Cumhuriyet Halk Partisi’nde yaşanan “delege seçimleri ve kurultay” sürecinde görüp duyduklarımız bizi geriye götürdü. Özellikle çevremdeki “merkez sağ” ve “sağ” cenahtaki dostlarıma sol tarafta neler olduğunu anlatmaya çalışıyoruz. 29 Ağustos 2014’te yazmışız. Görülen o ki gelinen noktada bir kez daha tekrar edeceğiz. “Her solcu CHP’li değildir” diye.

Yazıdan alıntı yapalım mı?

“…. Bir kere sadece CHP değil, her partide şu gelenek oturmalı. Partide yöneticilik yapacak kişilerin ne vekillik, ne başkanlık gibi beklentisi olmamalı. Örneğin bir ilçe örgütüne başkan olan kişi, yıllardır orada oluşturulan tabanı yok sayarak genel merkeze kendisini pazarlıyor. Vekil adayı yapıldığında bakıyorsunuz, göreve geldiği günkü oylar erimiş. Antalya’da bunun örneği var mıdır? vardır.

Geçtiğimiz günlerde “solcu”luğu tartışılmaz birisi ile yazıştım. Bakın ne diyor: “CHP genel merkezi şapkasını çıkaracak “solu ne hale getirdim” diyecek. Hoş kendileri sol olduğunu da kabul etmiyorlar ya. Ben 12 eylül faşizminde bedel ödedim. Hayatımın 5 yılı gitti.

Ben Kürt sorununu tanıyan, sırtını işçi sınıfına dayayan, gelişmiş, sosyal demokrat bir parti istiyorum. Oturup statüko ile Ergenekon ile derin devlet ile faili meçhullerle kucaklaşan bir CHP değil. CHP çizgisini kontrol etmeli. Ben 1985 yılından 2006 Haziranı’na kadar SHP de horlanmadım. Birleşmeden sonra CHP de “Kurtuluşcu” olduğum gerekçesiyle her zaman dışlandım. Toplantılarda mikrofonlarım kapatıldı. Salonlardan atıldım.
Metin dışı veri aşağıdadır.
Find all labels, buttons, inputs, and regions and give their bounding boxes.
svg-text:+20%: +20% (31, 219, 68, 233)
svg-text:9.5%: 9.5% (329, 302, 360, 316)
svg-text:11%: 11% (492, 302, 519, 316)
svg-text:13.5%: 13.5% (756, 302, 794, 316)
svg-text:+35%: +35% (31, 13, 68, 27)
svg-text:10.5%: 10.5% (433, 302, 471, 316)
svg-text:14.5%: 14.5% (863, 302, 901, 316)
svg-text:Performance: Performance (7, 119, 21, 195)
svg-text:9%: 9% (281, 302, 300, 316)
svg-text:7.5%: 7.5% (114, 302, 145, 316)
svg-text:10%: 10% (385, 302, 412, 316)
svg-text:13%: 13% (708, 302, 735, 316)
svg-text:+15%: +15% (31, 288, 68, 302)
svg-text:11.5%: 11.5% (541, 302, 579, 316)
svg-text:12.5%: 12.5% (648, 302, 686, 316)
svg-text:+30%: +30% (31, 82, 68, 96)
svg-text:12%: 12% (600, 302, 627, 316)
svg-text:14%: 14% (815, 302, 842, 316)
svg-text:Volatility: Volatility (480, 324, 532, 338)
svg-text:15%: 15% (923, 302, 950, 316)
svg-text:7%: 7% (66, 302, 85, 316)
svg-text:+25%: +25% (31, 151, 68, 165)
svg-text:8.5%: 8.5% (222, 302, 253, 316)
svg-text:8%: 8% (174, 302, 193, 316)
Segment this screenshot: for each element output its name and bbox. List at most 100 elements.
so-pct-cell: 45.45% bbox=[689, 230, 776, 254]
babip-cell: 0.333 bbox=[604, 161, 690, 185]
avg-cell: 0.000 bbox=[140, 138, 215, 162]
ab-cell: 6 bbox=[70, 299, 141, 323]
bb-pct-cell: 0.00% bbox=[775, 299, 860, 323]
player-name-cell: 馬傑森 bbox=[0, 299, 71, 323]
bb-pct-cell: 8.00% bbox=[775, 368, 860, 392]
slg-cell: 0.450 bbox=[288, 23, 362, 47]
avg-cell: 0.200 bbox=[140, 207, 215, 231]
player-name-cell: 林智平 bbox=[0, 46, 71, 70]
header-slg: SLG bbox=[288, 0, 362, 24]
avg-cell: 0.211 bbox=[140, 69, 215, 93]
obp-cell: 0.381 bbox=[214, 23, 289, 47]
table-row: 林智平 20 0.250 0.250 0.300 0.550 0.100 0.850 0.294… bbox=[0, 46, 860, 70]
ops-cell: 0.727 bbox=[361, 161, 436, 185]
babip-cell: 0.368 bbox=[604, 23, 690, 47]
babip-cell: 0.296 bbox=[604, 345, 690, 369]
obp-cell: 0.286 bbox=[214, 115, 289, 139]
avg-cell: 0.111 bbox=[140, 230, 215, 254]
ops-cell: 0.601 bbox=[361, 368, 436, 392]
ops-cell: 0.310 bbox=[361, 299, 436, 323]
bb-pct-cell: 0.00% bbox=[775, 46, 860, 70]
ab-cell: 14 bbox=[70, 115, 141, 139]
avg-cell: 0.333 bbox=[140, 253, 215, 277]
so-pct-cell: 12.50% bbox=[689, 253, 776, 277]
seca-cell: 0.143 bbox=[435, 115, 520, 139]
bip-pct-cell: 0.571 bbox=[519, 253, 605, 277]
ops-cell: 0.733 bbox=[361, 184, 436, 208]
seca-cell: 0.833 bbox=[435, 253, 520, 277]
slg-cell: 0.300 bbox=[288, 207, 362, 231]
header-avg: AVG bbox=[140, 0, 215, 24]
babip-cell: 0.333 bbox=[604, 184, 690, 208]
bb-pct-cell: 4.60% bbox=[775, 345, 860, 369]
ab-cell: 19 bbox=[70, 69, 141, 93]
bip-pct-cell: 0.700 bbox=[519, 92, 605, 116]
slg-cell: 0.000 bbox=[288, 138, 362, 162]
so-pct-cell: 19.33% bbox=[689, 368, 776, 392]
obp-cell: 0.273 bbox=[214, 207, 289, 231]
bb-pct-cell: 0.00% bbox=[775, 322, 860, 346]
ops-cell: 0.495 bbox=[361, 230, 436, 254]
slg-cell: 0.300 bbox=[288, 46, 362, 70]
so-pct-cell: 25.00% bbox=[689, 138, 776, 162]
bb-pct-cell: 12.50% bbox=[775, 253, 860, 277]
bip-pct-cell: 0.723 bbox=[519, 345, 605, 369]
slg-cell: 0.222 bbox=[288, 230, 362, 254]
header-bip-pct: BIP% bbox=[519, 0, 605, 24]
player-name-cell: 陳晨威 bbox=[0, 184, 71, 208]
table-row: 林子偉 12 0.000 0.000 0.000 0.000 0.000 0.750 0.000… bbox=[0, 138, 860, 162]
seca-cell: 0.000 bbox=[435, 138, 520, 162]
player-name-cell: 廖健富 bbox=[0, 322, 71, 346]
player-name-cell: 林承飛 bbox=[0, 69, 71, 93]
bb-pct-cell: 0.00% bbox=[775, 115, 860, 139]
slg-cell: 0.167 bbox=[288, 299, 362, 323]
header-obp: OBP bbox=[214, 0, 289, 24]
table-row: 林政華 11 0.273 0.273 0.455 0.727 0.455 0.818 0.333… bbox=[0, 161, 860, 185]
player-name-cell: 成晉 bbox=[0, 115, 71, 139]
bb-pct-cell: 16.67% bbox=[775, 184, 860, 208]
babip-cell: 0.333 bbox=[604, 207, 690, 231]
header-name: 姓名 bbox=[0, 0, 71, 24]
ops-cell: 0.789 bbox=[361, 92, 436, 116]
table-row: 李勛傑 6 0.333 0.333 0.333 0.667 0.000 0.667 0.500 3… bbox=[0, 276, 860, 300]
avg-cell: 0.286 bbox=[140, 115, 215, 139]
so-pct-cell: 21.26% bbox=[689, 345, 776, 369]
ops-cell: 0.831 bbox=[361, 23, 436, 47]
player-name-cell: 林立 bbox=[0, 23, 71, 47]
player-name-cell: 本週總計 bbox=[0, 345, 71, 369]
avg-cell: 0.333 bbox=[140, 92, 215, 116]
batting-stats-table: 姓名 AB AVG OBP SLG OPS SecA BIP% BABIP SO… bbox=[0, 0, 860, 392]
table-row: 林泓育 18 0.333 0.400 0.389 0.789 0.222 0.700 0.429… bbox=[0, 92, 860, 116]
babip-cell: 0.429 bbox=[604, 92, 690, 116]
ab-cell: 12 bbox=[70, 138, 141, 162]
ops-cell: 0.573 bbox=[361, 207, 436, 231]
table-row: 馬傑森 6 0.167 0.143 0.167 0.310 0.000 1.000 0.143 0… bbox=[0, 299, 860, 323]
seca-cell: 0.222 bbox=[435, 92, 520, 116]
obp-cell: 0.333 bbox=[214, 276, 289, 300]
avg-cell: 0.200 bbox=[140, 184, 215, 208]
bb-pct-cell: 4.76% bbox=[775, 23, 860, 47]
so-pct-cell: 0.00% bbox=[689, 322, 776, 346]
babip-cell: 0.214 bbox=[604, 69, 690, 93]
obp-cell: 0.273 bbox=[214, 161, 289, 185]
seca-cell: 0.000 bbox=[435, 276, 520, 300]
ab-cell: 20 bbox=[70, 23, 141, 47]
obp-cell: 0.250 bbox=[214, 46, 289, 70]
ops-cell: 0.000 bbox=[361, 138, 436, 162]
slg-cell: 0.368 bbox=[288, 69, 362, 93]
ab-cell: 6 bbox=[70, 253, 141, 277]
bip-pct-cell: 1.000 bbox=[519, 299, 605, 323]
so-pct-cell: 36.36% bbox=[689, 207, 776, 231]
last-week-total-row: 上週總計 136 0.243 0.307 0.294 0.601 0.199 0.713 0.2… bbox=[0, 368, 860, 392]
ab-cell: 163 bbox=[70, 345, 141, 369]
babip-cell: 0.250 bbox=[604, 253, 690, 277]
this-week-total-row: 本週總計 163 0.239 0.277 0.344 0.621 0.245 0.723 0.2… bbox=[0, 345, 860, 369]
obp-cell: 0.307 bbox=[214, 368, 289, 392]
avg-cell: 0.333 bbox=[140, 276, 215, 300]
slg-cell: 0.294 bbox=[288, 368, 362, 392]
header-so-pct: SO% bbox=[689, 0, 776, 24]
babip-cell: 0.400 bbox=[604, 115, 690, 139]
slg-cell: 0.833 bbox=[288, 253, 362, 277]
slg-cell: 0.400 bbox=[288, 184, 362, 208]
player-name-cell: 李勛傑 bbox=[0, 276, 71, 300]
12 Aralık Sol Hareketi toplantısına katıldığım için ihraç istemi ile savunmam istendi. Deniz Baykal’a karşı olduğum için “si…r git” dediler. Ben de dediklerini yaptım ihraç edilmeden gittim. Hesaplaşmaya devam edeceğim. Nereye kadar CHP ya da “SOL” bir parti sırtını derin devletten, statükodan ayırıp özüne döndüğü ve ilerici yenilikçi değişimci bir örgütlenmenin oluşumuna kadar.”


Sevgili CHP’liler, yıllardır okuduğunuz “sol” yazarlar, dinlediğiniz yerli Joan Baez, okuduğunuz yazarlar CHP’li değildi. “Solcu”ydu. Onlardan öğrendiğiniz solculuğu CHP’de arayarak yaptınız en büyük hatayı.”

Bugün o Başkan AKP’de değil, “kan” değil “ruh” uyuşmadı çünkü. Başta İstanbul İl Başkanı mevzu olmak üzere Antalya’daki delege seçimleri de aynı yere çıkıyor. Bir yanda Genel Başkan’a “Kızılbaş” diyenler, diğer yanda partiyi daha sola çekmediği için “faşist” diyenler. Demokrasinin aslolduğu yerde görüş farklarına “tepki” değil “saygı” esastır.